Dans “Le nouveau nom de l’amour”, vous choisissez la forme du dialogue. J’ai l’impression que c’est pour donner une dynamique, un mouvement et rendre la pensée plus accessible…
Belinda Cannone : J’aime profondément jouer avec une forme narrative dans les essais. Je l’ai fait à haute dose dans « La bêtise s’améliore » qui est un essai sur les conformismes contemporains où je pouvais me faire détester, notamment par les nouveaux conformistes de la presse et des médias. J’ai choisi le dialogue pour ménager une place à l’autre, et pour confronter ma pensée aux pensées divergentes. En outre, le dialogue symbolise le fait que ma propre pensée inclut le doute. Je ne suis sûre de rien, j’avance, je fais des hypothèses, j’essaie au sens premier du terme, j’essaie ma pensée, je la frotte au réel, à des propos que j’entends, que je lis ou constate. Ma posture naturelle est celle du doute. Comment avancer malgré le doute ? Je crois que la meilleure façon, c’est justement d’inclure au cœur du texte lui-même la pensée contraire, la pensée adverse, la pensée qui nuance, qui corrige. Le dialogue est une bonne façon de le faire.
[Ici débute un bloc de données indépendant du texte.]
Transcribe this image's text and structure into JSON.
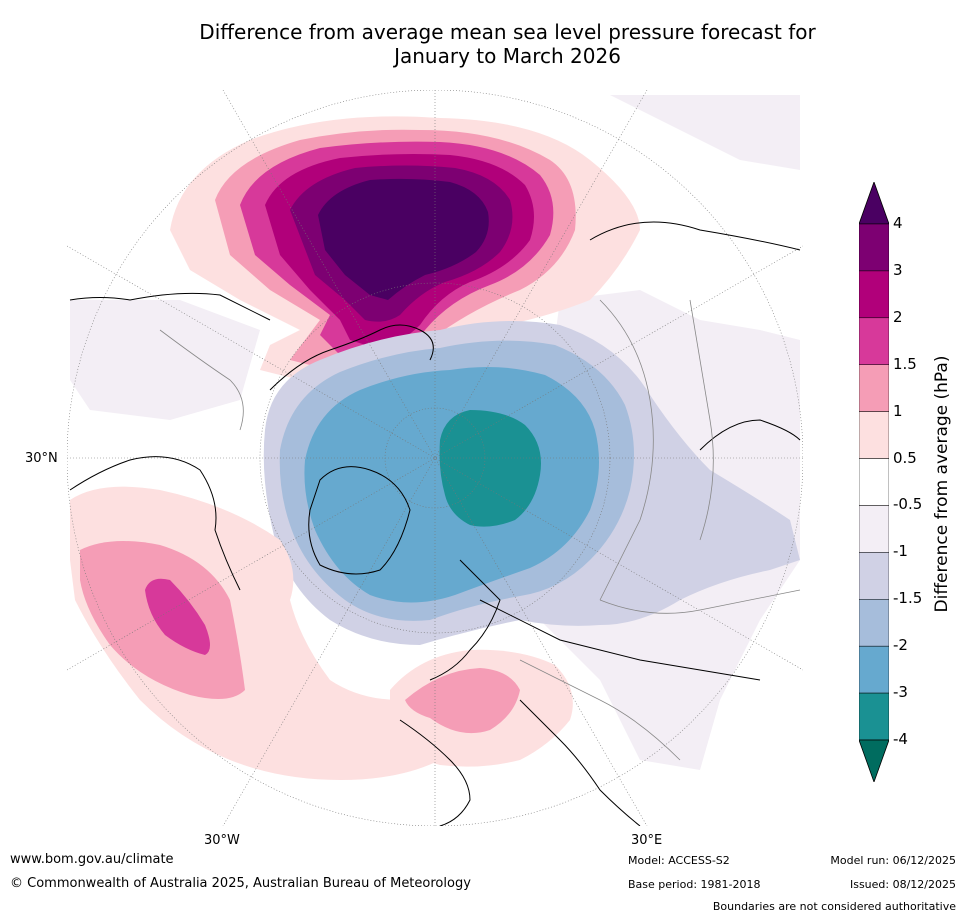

Toutefois, dans « Le nouveau nom de l’amour », au-delà du doute, je souhaitais en effet donner une dynamique. Le dialogue permet d’intégrer le lecteur dans la progression du texte. Le personnage de Gabrielle qui y apparaît est une femme jeune, bisexuelle et un peu polyamoureuse sur les bords. C’était une façon de me confronter à mes croyances et donc à m’inviter au doute.
“Il est important de s’interroger désormais sur ce que veulent les hommes”
A la fin du livre il y a cette phrase « je ne sais pas ce qu’il adviendra de la féminité et de la masculinité dans les années à venir ». Est-ce que le personnage de Gabrielle qui dialogue avec vous symbolise aussi l’idée selon laquelle dans les années à venir notre identité d’homme ou de femme n’aura que très peu de choses à voir avec ce que l’on est réellement ? Peut-être qu’il nous faut sortir de ces oppositions entre Hommes et Femmes….
Belinda Cannone : « Ce que l’on est réellement » est pour moi une expression vide de sens. On est ce que notre société nous permet d’être. Nous sommes le produit d’une époque et d’une organisation sociale. Prenons un exemple : la bisexualité est, je crois, l’avenir du genre humain et, dès aujourd’hui, tout laisse penser qu’on va dans cette direction. Il y a trois siècles, c’était une proposition complètement inenvisageable. La société ne permettait pas de la concevoir. Cela étant, je ne pense pas qu’il n’y ait aucune marge de manœuvre : au contraire, je crois beaucoup à l’importance de la liberté individuelle, au dégagement qui permet la transformation et je ne cesse de les valoriser à travers tous mes livres. Mais à chaque époque la réinvention de soi est limitée par le cadre social.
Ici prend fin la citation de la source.